C'est absolument terrifiant. La culture de mort essaie d'engloutir notre civilisation. Tuer devient un soin. L'inversion des valeurs ne peut pas aller plus loin...
⚡️Avec la nouvelle loi, des "équipes mobiles d'euthanasie" pourront venir forcer l'entrée des maisons de retraite et des établissements de santé, y compris catholiques.
==> Mais ce n'est pas tout, voici 23 problèmes graves identifiés dans la proposition de loi.
==> Lisez bien; c'est notre vie à chacun qui est en jeu !
➡️1. C'est un seul et même médecin qui décide de toute la procédure d'euthanasie ;
➡️2. La loi ne prévoit aucune exigence formelle quant à l'expression de la volonté de mourir ;
➡️3. Il suffit que le médecin affirme que la personne veut mourir ;
➡️4. Ce médecin peut rencontrer le "patient" pour la première fois le jour de la "demande";
➡️5. L'euthanasie est possible sur les personnes sous tutelle et sous curatelle, et sur les personnes dont le discernement est altéré ;
➡️6. Il suffit que le discernement ne soit pas "gravement" altéré lorsque la personne est supposée exprimer sa demande de mort ;
➡️7. Une personne ayant un trouble psychique grave, telle qu’une tendance suicidaire, n’est pas exclue du processus ;
➡️8. Le délai de réflexion n'est que de 2 jours ;
➡️9. La décision du médecin peut être prise en quelques minutes, car aucun délai n’est fixé ;
➡️10. Le médecin consulte deux personnes qu'il choisit lui-même ;
➡️11. La consultation peut se faire en ligne, sans rencontrer le demandeur ;
➡️12. Les proches n'ont pas un droit à être informés ;
➡️13. Même si la personne demande la consultation d’un proche, le médecin peut le refuser ;
➡️14. Les proches n'ont pas le droit de contester en justice la décision du médecin ;
➡️15. Le médecin ou l’infirmier doit veiller à ce que l’entourage de la personne objet de l’euthanasie n’exerce aucune pression pour lui faire « renoncer à l’administration de la substance létale » ;
➡️16. La personne n’est informée qu’après avoir confirmé sa demande de mourir des modalités d’administration du poison et de son effet ;
➡️17. Le "contrôle" est réalisé après la mort sur la base des informations transmises par le seul médecin ;
➡️18. Le « contrôle » est réalisé par une commission nommée par le ministre de la Santé et composée de 4 personnes membres d’associations ou « désignées en raison de leurs compétences dans le domaine des sciences humaines et sociales », ainsi que de 2 médecins et de seulement 2 juges ;
➡️19. Les médecins objecteurs de conscience qui refusent l'euthanasie sont obligés de désigner un autre médecin qui accepte de pratiquer l’euthanasie à leur place ;
➡️20. Les établissements privés, en particulier religieux, même si tous leur personnel est objecteur, sont obligés d’accueillir des équipes mobiles d’euthanasie et d'accepter l'euthanasie de leurs résidents, sous peine de poursuites et de sanctions administratives et financières;
➡️21. Les pharmaciens sont privés de clause de conscience et obligés de préparer le poison ;
➡️22. La personne n’a pas un « droit » à bénéficier des soins palliatifs, sachant qu’une vingtaine de départements ne disposent d'aucune unité de soins palliatifs, et que moins de la moitié des besoins en soins palliatifs sont actuellement couverts, et que cette couverture diminue proportionnellement au vieillissement de la population;
➡️23. Les amendements visant à séparer les procédures d’euthanasie et de celle de prélèvements d’organes ont tous été rejetés.
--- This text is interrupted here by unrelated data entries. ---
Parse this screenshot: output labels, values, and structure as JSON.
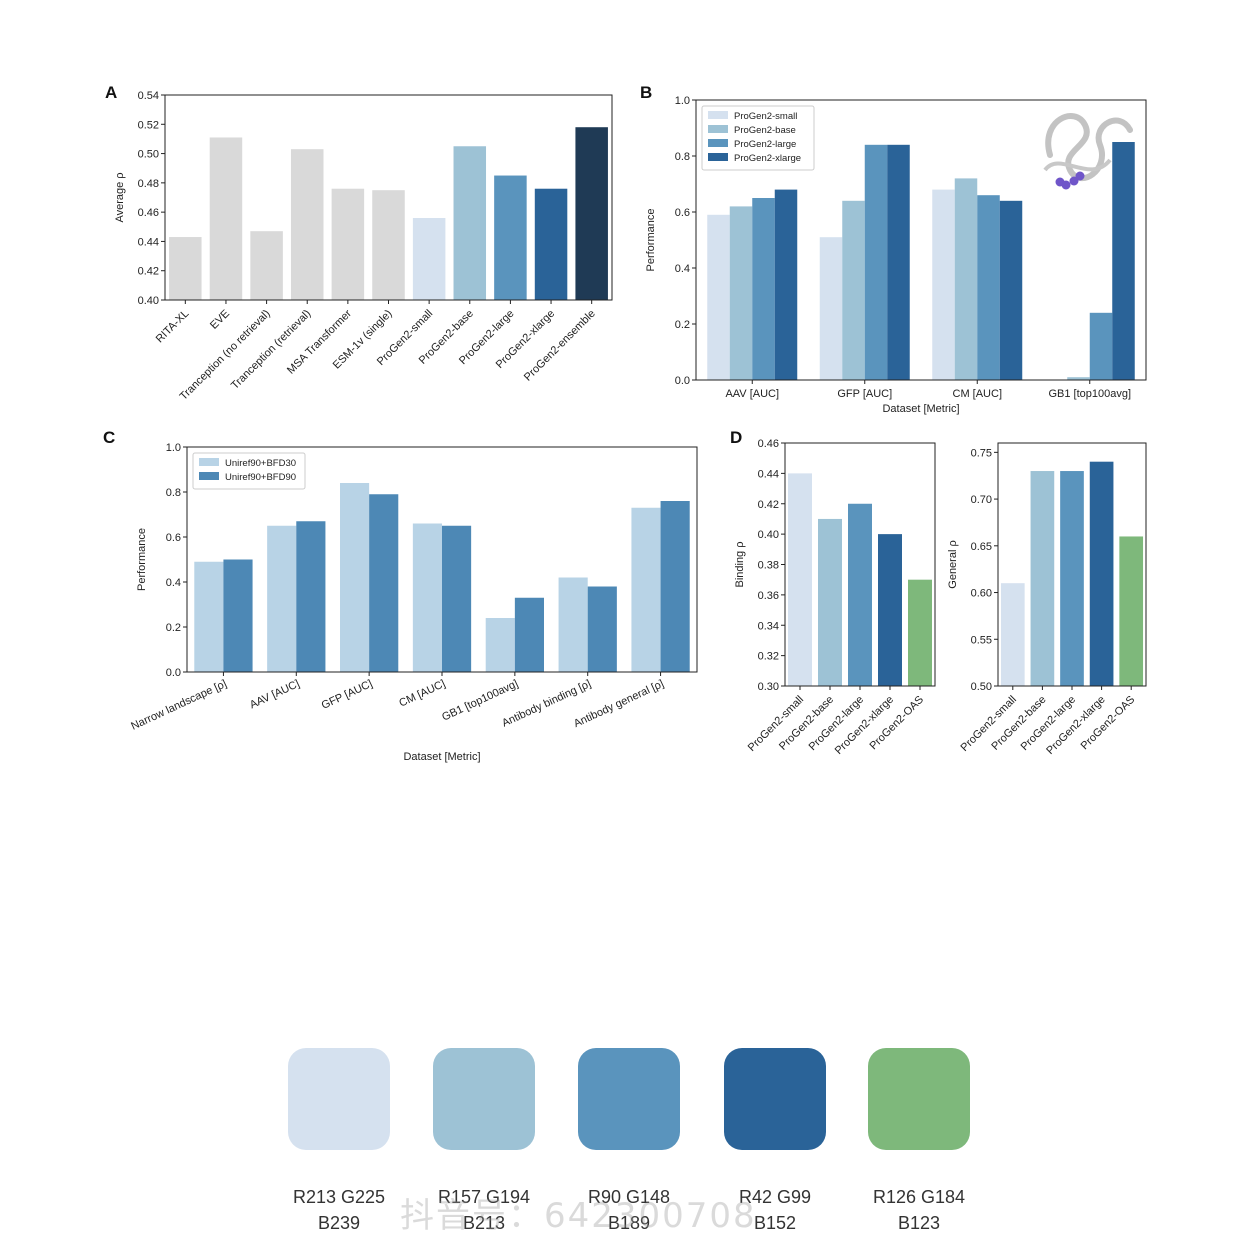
{
  "palette": [
    {
      "color": "#d5e1ef",
      "label_line1": "R213 G225",
      "label_line2": "B239"
    },
    {
      "color": "#9dc2d5",
      "label_line1": "R157 G194",
      "label_line2": "B213"
    },
    {
      "color": "#5a94bd",
      "label_line1": "R90 G148",
      "label_line2": "B189"
    },
    {
      "color": "#2a6398",
      "label_line1": "R42 G99",
      "label_line2": "B152"
    },
    {
      "color": "#7eb87b",
      "label_line1": "R126 G184",
      "label_line2": "B123"
    }
  ],
  "watermark": "抖音号：642300708",
  "chart_data": [
    {
      "panel": "A",
      "type": "bar",
      "title": "",
      "xlabel": "",
      "ylabel": "Average ρ",
      "ylim": [
        0.4,
        0.54
      ],
      "yticks": [
        "0.40",
        "0.42",
        "0.44",
        "0.46",
        "0.48",
        "0.50",
        "0.52",
        "0.54"
      ],
      "categories": [
        "RITA-XL",
        "EVE",
        "Tranception (no retrieval)",
        "Tranception (retrieval)",
        "MSA Transformer",
        "ESM-1v (single)",
        "ProGen2-small",
        "ProGen2-base",
        "ProGen2-large",
        "ProGen2-xlarge",
        "ProGen2-ensemble"
      ],
      "values": [
        0.443,
        0.511,
        0.447,
        0.503,
        0.476,
        0.475,
        0.456,
        0.505,
        0.485,
        0.476,
        0.518
      ],
      "colors": [
        "#d9d9d9",
        "#d9d9d9",
        "#d9d9d9",
        "#d9d9d9",
        "#d9d9d9",
        "#d9d9d9",
        "#d5e1ef",
        "#9dc2d5",
        "#5a94bd",
        "#2a6398",
        "#1f3a55"
      ]
    },
    {
      "panel": "B",
      "type": "bar",
      "title": "",
      "xlabel": "Dataset [Metric]",
      "ylabel": "Performance",
      "ylim": [
        0.0,
        1.0
      ],
      "yticks": [
        "0.0",
        "0.2",
        "0.4",
        "0.6",
        "0.8",
        "1.0"
      ],
      "categories": [
        "AAV [AUC]",
        "GFP [AUC]",
        "CM [AUC]",
        "GB1 [top100avg]"
      ],
      "series": [
        {
          "name": "ProGen2-small",
          "color": "#d5e1ef",
          "values": [
            0.59,
            0.51,
            0.68,
            0.0
          ]
        },
        {
          "name": "ProGen2-base",
          "color": "#9dc2d5",
          "values": [
            0.62,
            0.64,
            0.72,
            0.01
          ]
        },
        {
          "name": "ProGen2-large",
          "color": "#5a94bd",
          "values": [
            0.65,
            0.84,
            0.66,
            0.24
          ]
        },
        {
          "name": "ProGen2-xlarge",
          "color": "#2a6398",
          "values": [
            0.68,
            0.84,
            0.64,
            0.85
          ]
        }
      ],
      "legend": "top-left"
    },
    {
      "panel": "C",
      "type": "bar",
      "title": "",
      "xlabel": "Dataset [Metric]",
      "ylabel": "Performance",
      "ylim": [
        0.0,
        1.0
      ],
      "yticks": [
        "0.0",
        "0.2",
        "0.4",
        "0.6",
        "0.8",
        "1.0"
      ],
      "categories": [
        "Narrow landscape [ρ]",
        "AAV [AUC]",
        "GFP [AUC]",
        "CM [AUC]",
        "GB1 [top100avg]",
        "Antibody binding [ρ]",
        "Antibody general [ρ]"
      ],
      "series": [
        {
          "name": "Uniref90+BFD30",
          "color": "#b8d3e6",
          "values": [
            0.49,
            0.65,
            0.84,
            0.66,
            0.24,
            0.42,
            0.73
          ]
        },
        {
          "name": "Uniref90+BFD90",
          "color": "#4d88b5",
          "values": [
            0.5,
            0.67,
            0.79,
            0.65,
            0.33,
            0.38,
            0.76
          ]
        }
      ],
      "legend": "top-left"
    },
    {
      "panel": "D",
      "type": "bar",
      "title": "",
      "xlabel": "",
      "ylabel": "Binding ρ",
      "ylim": [
        0.3,
        0.46
      ],
      "yticks": [
        "0.30",
        "0.32",
        "0.34",
        "0.36",
        "0.38",
        "0.40",
        "0.42",
        "0.44",
        "0.46"
      ],
      "categories": [
        "ProGen2-small",
        "ProGen2-base",
        "ProGen2-large",
        "ProGen2-xlarge",
        "ProGen2-OAS"
      ],
      "values": [
        0.44,
        0.41,
        0.42,
        0.4,
        0.37
      ],
      "colors": [
        "#d5e1ef",
        "#9dc2d5",
        "#5a94bd",
        "#2a6398",
        "#7eb87b"
      ]
    },
    {
      "panel": "",
      "type": "bar",
      "title": "",
      "xlabel": "",
      "ylabel": "General ρ",
      "ylim": [
        0.5,
        0.76
      ],
      "yticks": [
        "0.50",
        "0.55",
        "0.60",
        "0.65",
        "0.70",
        "0.75"
      ],
      "categories": [
        "ProGen2-small",
        "ProGen2-base",
        "ProGen2-large",
        "ProGen2-xlarge",
        "ProGen2-OAS"
      ],
      "values": [
        0.61,
        0.73,
        0.73,
        0.74,
        0.66
      ],
      "colors": [
        "#d5e1ef",
        "#9dc2d5",
        "#5a94bd",
        "#2a6398",
        "#7eb87b"
      ]
    }
  ]
}
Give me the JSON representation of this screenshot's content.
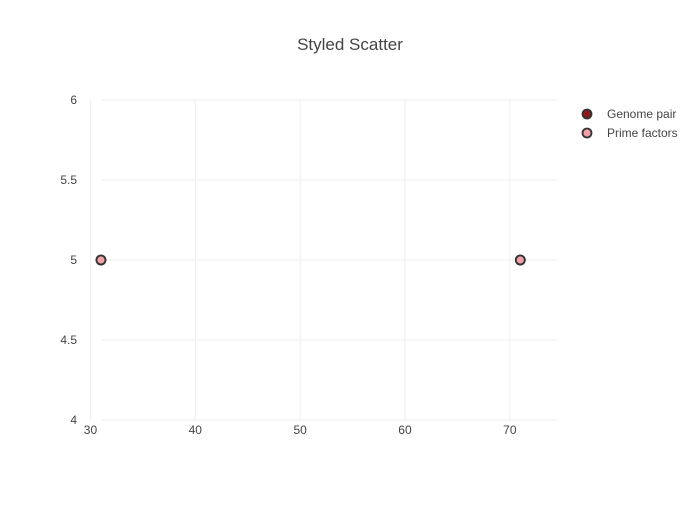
{
  "chart_data": {
    "type": "scatter",
    "title": "Styled Scatter",
    "xlabel": "",
    "ylabel": "",
    "xlim": [
      29,
      74.5
    ],
    "ylim": [
      4,
      6
    ],
    "x_ticks": [
      30,
      40,
      50,
      60,
      70
    ],
    "y_ticks": [
      4,
      4.5,
      5,
      5.5,
      6
    ],
    "x_tick_labels": [
      "30",
      "40",
      "50",
      "60",
      "70"
    ],
    "y_tick_labels": [
      "4",
      "4.5",
      "5",
      "5.5",
      "6"
    ],
    "grid": true,
    "legend_position": "top-right",
    "series": [
      {
        "name": "Genome pair",
        "x": [
          31,
          71
        ],
        "y": [
          5,
          5
        ],
        "marker_color": "#8b1a1a",
        "marker_line_color": "#333333"
      },
      {
        "name": "Prime factors",
        "x": [
          31,
          71
        ],
        "y": [
          5,
          5
        ],
        "marker_color": "#f2a0a8",
        "marker_line_color": "#333333"
      }
    ]
  }
}
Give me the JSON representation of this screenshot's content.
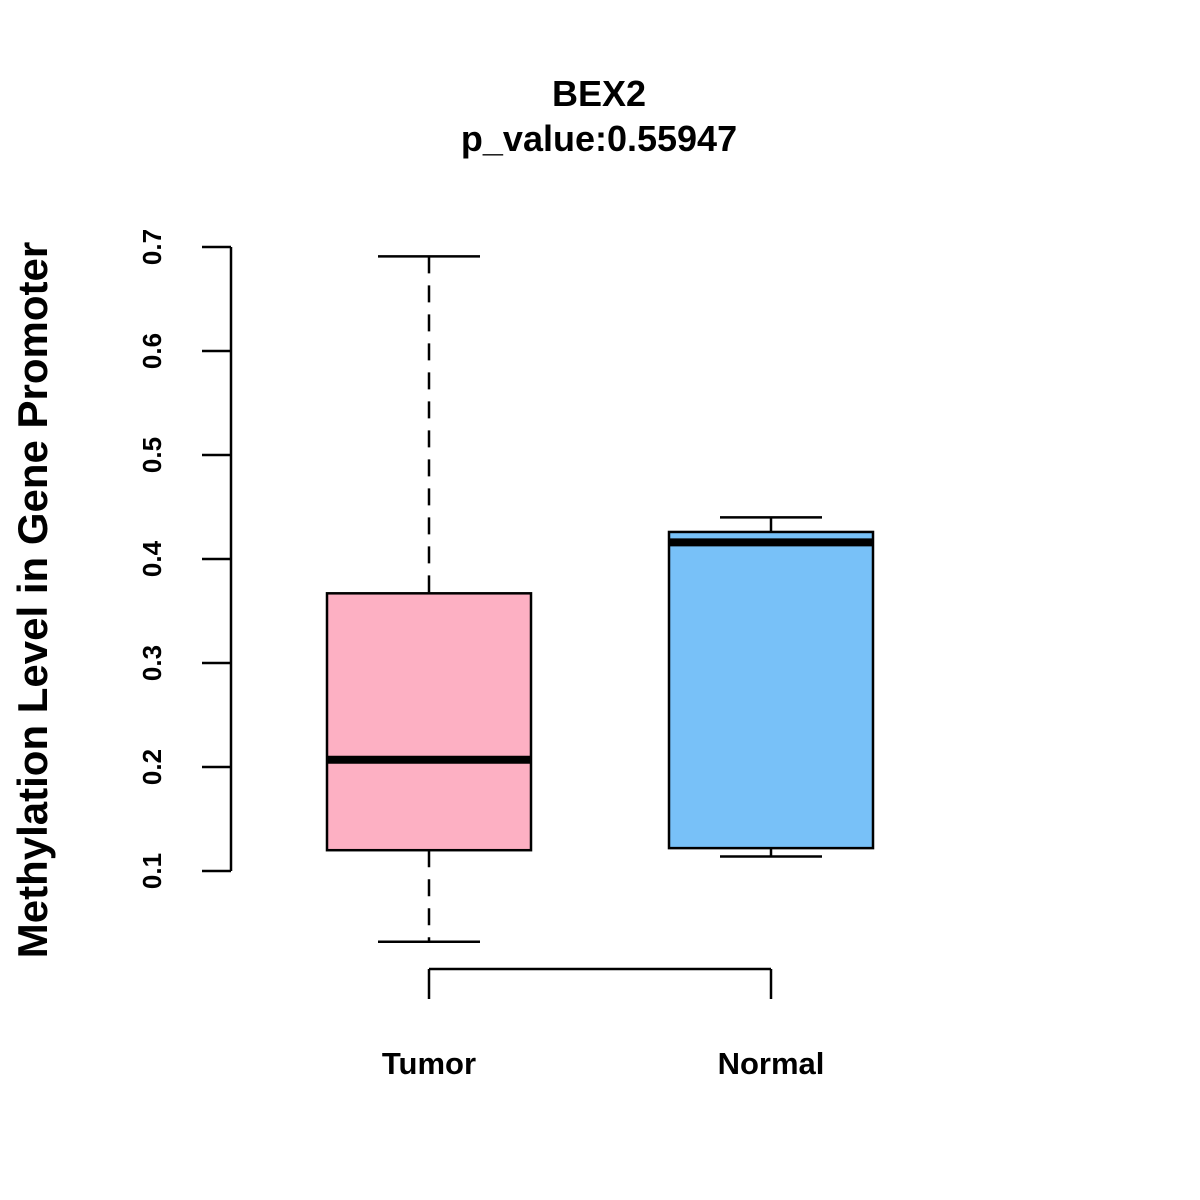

==> En outre, il faut tenir compte des faits suivants ;
- 10% des Français sont sous antidépresseurs,
- 1.000.000 de Français sont éligibles à ce jour selon la Société française d'accompagnement et de soins palliatifs (SFAP)
- Le nombre d'éligibles va croître avec le vieillissement de la population;
- La légalisation de la mort anticipée permettra d’économiser environ 1,4 milliard d'euros par an en frais de santé, vieillesse et retraite (évaluation de la Fondapol, 2025).